What was not expected was that Mary would take the position of a disciple, sitting at the feet of Jesus listening to him as he taught the 70 or so disciples. Since it appeared that all of Jesus’ disciples were men, Mary sitting at his feet has particular significance. You see, Jesus, like other rabbis, was expected to teach only men. Women were not instructed, except according to the customs and laws in keeping house and providing hospitality, and Martha was fulfilling that role. Mary, it appears, believes that she is entitled to learn – to sit at the Master’s feet and learn.
So, as David Lose, president of Luther Seminary, suggests, “Perhaps Jesus’ seeming admonition to Martha about “the better part” is not about the roles each plays because both have tremendous value in the gospels, but rather, that Mary has seen the possibility of doing something different, of being someone different – a disciple of Jesus – in a way few would have expected or allowed a woman to consider. Dr. Lose suggests that “perhaps it’s Mary’s assumption that she is worthy to sit at Jesus’ feet that he commends. She imagines and lives into a possibility that stretches the cultural norm because she is in the presence of the one through whom God promises that all things are possible,” and Jesus welcomes her to sit and learn.
Dr. Lose further suggests that this story is about stretching our imagination to what we see as viable options for our lives. He asks: What do we see? Whom do we see as worthy? Do we see ourselves as worthy? How do we see others? And, the most troubling question he posed: are there times that we don’t see others at all?
This last question is the most troubling because of what is happening in our society today. Dr. Lose sees the Black Lives Matter movement in a different way – suggesting that it is a demand to be seen; to be treated with equality. He believes that it is not that the activists of this movement don’t think that all lives matter, it’s that they are critiquing a culture that acts as if some lives matter less than others.
Dr. Lose challenged those preachers who were preaching on this reading today to remember that the massacre in Orlando, the resistance to admitting refugees to our country, the fear-mongering that has plagued this election, all of these are a result, in part, from our penchant to hold so steadfastly to our own cultural norms and expectations.
Further, he suggested that we refuse to see, or cannot see others as God does and therefore, cannot see the new possibilities God is still unfolding before us. Dr. Lose submits that even the despicable violence unleashed in anger and profound mental illness in Dallas is part and parcel of a world and culture that constantly draws lines between who’s in and who’s out, who counts and who doesn’t, who is worthy of respect and who is not. He points out that it’s clear from not only Luke’s Gospel but the whole New Testament that whenever you draw a line between who’s in and who’s out, you will find Jesus with those who are out.

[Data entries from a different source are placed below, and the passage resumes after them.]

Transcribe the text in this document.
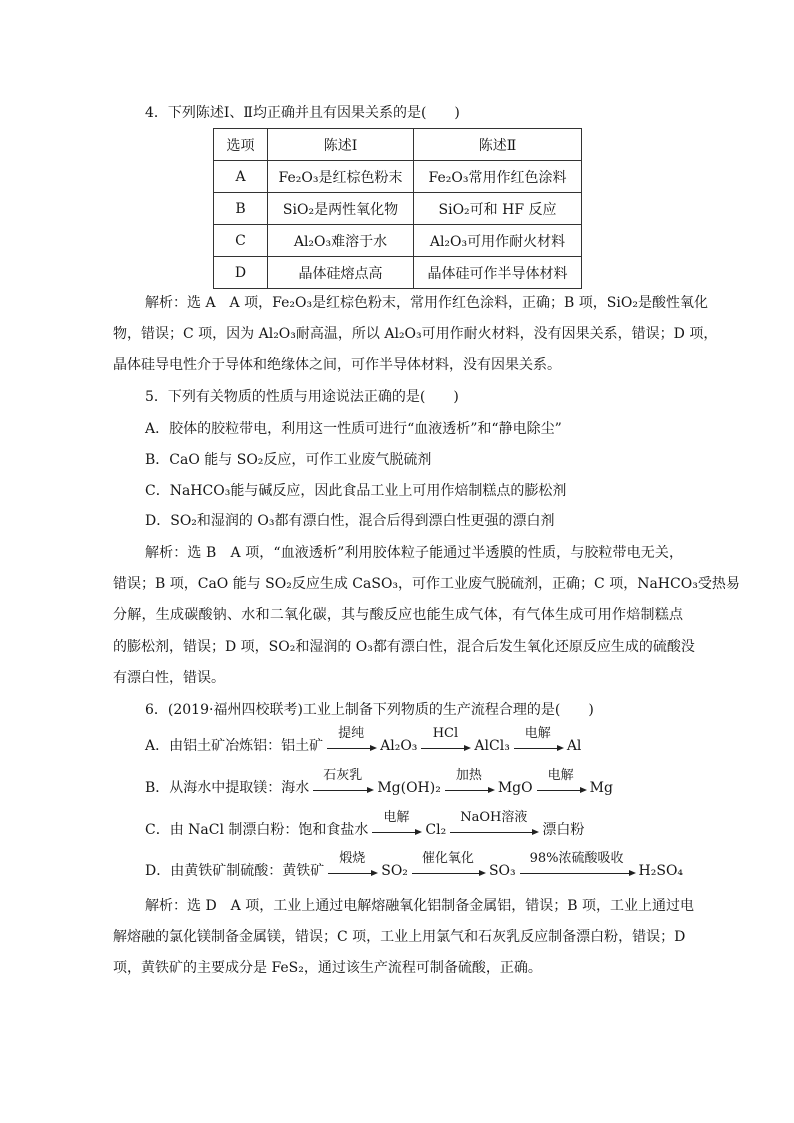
4．下列陈述Ⅰ、Ⅱ均正确并且有因果关系的是(　　)
选项	陈述Ⅰ	陈述Ⅱ
A	Fe₂O₃是红棕色粉末	Fe₂O₃常用作红色涂料
B	SiO₂是两性氧化物	SiO₂可和 HF 反应
C	Al₂O₃难溶于水	Al₂O₃可用作耐火材料
D	晶体硅熔点高	晶体硅可作半导体材料
解析：选 A　A 项，Fe₂O₃是红棕色粉末，常用作红色涂料，正确；B 项，SiO₂是酸性氧化
物，错误；C 项，因为 Al₂O₃耐高温，所以 Al₂O₃可用作耐火材料，没有因果关系，错误；D 项，
晶体硅导电性介于导体和绝缘体之间，可作半导体材料，没有因果关系。
5．下列有关物质的性质与用途说法正确的是(　　)
A．胶体的胶粒带电，利用这一性质可进行“血液透析”和“静电除尘”
B．CaO 能与 SO₂反应，可作工业废气脱硫剂
C．NaHCO₃能与碱反应，因此食品工业上可用作焙制糕点的膨松剂
D．SO₂和湿润的 O₃都有漂白性，混合后得到漂白性更强的漂白剂
解析：选 B　A 项，“血液透析”利用胶体粒子能通过半透膜的性质，与胶粒带电无关，
错误；B 项，CaO 能与 SO₂反应生成 CaSO₃，可作工业废气脱硫剂，正确；C 项，NaHCO₃受热易
分解，生成碳酸钠、水和二氧化碳，其与酸反应也能生成气体，有气体生成可用作焙制糕点
的膨松剂，错误；D 项，SO₂和湿润的 O₃都有漂白性，混合后发生氧化还原反应生成的硫酸没
有漂白性，错误。
6．(2019·福州四校联考)工业上制备下列物质的生产流程合理的是(　　)
A．由铝土矿冶炼铝：铝土矿提纯Al₂O₃HClAlCl₃电解Al
B．从海水中提取镁：海水石灰乳Mg(OH)₂加热MgO电解Mg
C．由 NaCl 制漂白粉：饱和食盐水电解Cl₂NaOH溶液漂白粉
D．由黄铁矿制硫酸：黄铁矿煅烧SO₂催化氧化SO₃98%浓硫酸吸收H₂SO₄
解析：选 D　A 项，工业上通过电解熔融氧化铝制备金属铝，错误；B 项，工业上通过电
解熔融的氯化镁制备金属镁，错误；C 项，工业上用氯气和石灰乳反应制备漂白粉，错误；D
项，黄铁矿的主要成分是 FeS₂，通过该生产流程可制备硫酸，正确。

I wonder, are there ways that you draw lines between who’s in and who’s out? Our Open and Affirming Statement, which many of you participated in creating, states that at FCC we welcome people of every race and mixture of races, people of every ethnic background and nationality, people who are lesbian, gay, bisexual, transgender or straight, people in any economic situation and people, regardless of physical or mental prowess or limitation. Is that also true for you outside of FCC? Do you treat people the same within these walls as beyond them? How might you look at them differently?
Lastly, I want to invite you to consider being like Mary. Think about ways that you might see yourself differently. Think about ways that you might see FCC differently. God is inviting us to listen and to see more in ourselves than we’ve seen previously and, in turn, to see others – all others – as God’s beloved children.